We’re in Tuscany in 1528 where a nun, Alessandra Cecchi, has just died having left instructions that she is not to be undressed. The Mother Superior overrides the old lady’s wishes and commands two young nuns to prepare her body for burial in the normal way. On her body they find a huge tattoo of a snake, starting on her back, encircling her waist and ending with its head and forked tongue pointing into her genitals. How on earth did an elderly nun acquire such a thing?

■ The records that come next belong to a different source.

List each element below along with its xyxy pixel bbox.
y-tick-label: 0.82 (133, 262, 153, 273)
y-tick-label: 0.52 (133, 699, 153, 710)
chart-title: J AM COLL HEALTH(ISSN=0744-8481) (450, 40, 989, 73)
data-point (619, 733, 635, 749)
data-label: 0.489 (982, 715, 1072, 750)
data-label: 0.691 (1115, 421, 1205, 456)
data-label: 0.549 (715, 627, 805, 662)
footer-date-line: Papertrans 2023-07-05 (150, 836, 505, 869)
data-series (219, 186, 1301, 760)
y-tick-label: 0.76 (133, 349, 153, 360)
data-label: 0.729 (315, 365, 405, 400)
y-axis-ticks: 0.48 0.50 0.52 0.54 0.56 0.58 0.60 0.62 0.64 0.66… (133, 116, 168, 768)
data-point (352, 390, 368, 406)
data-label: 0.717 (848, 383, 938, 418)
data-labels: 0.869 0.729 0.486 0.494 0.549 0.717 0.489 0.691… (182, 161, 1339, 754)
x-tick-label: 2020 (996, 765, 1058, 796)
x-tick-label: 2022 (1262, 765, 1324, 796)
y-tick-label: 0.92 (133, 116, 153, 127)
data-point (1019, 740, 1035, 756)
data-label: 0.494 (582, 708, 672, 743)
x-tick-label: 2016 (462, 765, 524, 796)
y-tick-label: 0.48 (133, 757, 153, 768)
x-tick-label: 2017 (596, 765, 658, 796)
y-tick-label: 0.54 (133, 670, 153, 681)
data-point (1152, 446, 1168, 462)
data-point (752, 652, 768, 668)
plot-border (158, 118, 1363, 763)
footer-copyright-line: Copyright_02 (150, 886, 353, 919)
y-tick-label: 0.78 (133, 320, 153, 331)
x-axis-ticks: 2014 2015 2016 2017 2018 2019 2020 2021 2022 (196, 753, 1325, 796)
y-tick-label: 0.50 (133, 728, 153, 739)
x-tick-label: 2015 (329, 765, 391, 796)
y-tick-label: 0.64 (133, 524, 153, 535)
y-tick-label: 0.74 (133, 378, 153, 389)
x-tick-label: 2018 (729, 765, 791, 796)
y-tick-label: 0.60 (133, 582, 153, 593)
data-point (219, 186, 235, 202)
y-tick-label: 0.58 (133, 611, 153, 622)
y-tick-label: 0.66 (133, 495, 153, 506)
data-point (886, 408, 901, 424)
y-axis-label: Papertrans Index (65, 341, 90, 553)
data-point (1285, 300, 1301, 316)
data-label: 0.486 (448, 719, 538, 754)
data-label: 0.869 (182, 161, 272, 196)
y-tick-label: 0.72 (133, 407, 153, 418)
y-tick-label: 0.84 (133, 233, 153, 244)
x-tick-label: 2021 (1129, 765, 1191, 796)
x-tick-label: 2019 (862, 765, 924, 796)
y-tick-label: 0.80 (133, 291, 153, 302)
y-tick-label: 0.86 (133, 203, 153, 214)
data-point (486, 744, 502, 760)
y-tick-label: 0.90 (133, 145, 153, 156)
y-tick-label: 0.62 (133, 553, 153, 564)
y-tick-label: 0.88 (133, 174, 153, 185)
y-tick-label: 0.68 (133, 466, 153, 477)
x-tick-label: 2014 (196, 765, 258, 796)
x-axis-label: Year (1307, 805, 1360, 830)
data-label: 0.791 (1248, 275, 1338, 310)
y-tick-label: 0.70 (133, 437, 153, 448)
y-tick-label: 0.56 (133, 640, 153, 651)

The rest of Sarah Dunant’s best novel (2003) comprises an explanatory memoir, left by Alessandra in the capable hands of her former black slave and lifelong friend, Erila. She’s bright, feisty, brave and artistically talented but not conventionally attractive. We follow her – the daughter of a prosperous cloth merchant (although there’s a bit of surprise in the mix relating to that) – through the first Medici rule in Florence and then the torture-fuelled horror of the Savonarola years. Along the way she marries for social convenience, safety and because it’s what her family requires. Then there’s the reclusive, troubled man she calls “the painter” from whom she learns much to improve her own art. He is a vital strand in her life. Who exactly is he, you wonder? Most readers will probably work out his identity before the truth is finally revealed and we learn how she came to carry a serpent on her body.
Underpinning all this is a reasonably accurate account of what life in Florence must have been like in the late fifteenth century – and it isn’t pretty. There is also a great deal of intelligent background about art, religion and how the two things complement or confound each other against devastating political power struggles.
The characterisation delights too. Erila is the friend we’d all like to have – frank, sensible, caring and able to use her own independence and courage to make things happen. Alessandra’s husband, the generally decent, reasonable and believable Christoforo is quite something too – he doesn’t want to marry, for reasons which soon become clear, any more than Alessandra does but he needs a wife and child for form’s sake.
I read this book when it was first published nearly 20 years ago and have never forgotten the drama of that opening: the “respectable” old nun and the highly erotic tattoo. Like good cheese or wine it seems to have matured since then and I enjoyed revisiting a fine historical novel which remains fresh and compelling.